MPC To Hold Rates Over Rising Inflation

imageAs the Monetary Policy Committee of the Central Bank of Nigeria (CBN) held its meeting last Thursday, there are indications that it will continue to hold rates but will either increase in cash reserve ratio (CRR) and Open Market Operations (OMO) to stem the rising inflation rate.

According to analysts at Financial Derivatives Company Limited (FDC), the MPC is facing the typical monetary policy ‘trilemma’ of increasing inflation, currency pressures and interest rate stability. “While a decrease in interest rates is politically expedient to stimulate economic growth, it may not be the appropriate move due to currency and inflationary pressures” the analysts noted in an emailed note.

Inflation has been on the rise in the country since the beginning of the year induced by the fuel scarcity, rising food prices and the devaluation of the naira. It increased consistently from 8.2 per cent in January 2015 to 9.2 per cent in June, according to data from the National Bureau of Statistics (NBS).

Inflation is expected to rise further in the coming months as the reality of the foreign exchange restrictions settle into the nation’s import-dependent economy. Already, some of the restricted food items have become scarce and where found highly expensive. Food items dominate the Nigerian inflation basket.

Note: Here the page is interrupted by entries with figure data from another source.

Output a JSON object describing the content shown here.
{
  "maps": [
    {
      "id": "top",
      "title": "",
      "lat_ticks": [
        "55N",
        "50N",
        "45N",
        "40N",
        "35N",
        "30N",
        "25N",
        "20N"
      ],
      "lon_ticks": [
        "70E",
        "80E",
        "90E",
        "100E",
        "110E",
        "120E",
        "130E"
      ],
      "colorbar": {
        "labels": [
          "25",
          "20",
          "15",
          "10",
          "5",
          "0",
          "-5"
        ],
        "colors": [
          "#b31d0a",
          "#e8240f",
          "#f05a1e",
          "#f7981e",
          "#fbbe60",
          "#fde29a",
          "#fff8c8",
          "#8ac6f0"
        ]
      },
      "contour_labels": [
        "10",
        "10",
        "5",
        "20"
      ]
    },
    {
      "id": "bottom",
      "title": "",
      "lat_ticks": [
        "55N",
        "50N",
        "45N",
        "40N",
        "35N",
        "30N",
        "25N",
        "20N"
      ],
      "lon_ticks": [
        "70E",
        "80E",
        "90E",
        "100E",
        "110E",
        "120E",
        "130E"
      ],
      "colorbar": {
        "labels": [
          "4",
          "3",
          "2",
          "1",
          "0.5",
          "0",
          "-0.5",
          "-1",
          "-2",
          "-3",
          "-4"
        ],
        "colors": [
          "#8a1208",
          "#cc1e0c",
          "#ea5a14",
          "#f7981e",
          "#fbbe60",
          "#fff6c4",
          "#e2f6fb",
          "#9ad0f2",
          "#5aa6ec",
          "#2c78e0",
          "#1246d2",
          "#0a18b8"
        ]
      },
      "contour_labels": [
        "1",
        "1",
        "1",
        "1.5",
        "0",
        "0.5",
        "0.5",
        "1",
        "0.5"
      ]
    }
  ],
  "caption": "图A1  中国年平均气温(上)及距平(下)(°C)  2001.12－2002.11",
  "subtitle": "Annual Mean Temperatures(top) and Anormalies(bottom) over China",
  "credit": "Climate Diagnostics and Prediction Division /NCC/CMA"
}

“The rising inflation is likely to be aberrational but the trend is becoming more consistent and is fuelling the fear factor. Anticipated inflation is more important than historical inflation because it influences consumer behaviour and preferences. Demand for goods will increase if people expect prices to rise in the near future.

“As demand increases, producers would be forced to increase prices up to a point that there is a struggle of bargaining power. At this level, it is the price elasticity of demand that determines if there would be further increase in prices. Another threat to inflation is the possibility and timing of the subsidy removal, which is now becoming more inevitable” the FDC analysts stated.

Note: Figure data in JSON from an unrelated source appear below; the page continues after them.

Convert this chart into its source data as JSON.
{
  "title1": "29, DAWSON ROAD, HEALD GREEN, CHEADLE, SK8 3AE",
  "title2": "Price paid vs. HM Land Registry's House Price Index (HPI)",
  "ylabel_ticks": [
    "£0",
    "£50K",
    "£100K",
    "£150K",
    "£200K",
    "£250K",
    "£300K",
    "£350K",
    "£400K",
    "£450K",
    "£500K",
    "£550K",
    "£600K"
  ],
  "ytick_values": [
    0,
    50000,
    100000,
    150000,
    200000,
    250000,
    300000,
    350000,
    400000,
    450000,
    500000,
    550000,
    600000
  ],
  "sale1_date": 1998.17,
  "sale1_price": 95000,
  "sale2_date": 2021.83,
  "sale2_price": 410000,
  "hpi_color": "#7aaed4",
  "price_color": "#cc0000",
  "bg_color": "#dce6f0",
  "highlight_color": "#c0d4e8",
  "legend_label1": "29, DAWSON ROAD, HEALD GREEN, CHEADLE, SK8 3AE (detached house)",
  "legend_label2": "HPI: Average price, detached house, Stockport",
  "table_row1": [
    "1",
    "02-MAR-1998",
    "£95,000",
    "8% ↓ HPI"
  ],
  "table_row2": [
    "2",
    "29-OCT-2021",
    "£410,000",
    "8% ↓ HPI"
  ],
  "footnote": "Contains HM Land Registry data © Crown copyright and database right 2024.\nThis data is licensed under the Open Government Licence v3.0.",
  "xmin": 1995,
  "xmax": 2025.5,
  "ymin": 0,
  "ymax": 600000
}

The value of the naira, though stable around N198 to the dollar at the interbank and N197 at the CBN, had dropped to its lowest at the black market where many now have to source foreign exchange from.

At the black market, the value of the naira sunk to N242 to the dollar and N367 to the British pound after the CBN listed 41 items as not eligible for foreign exchange at the interbank as well as bureaux de change (BDC).

Also benchmark interest rate stands at record high of 13 per cent, higher than Kenya’s interest rate of 11 per cent and South Africa’s 5.75 per cent although it is lower than Ghana’s 22 per cent benchmark lending rate.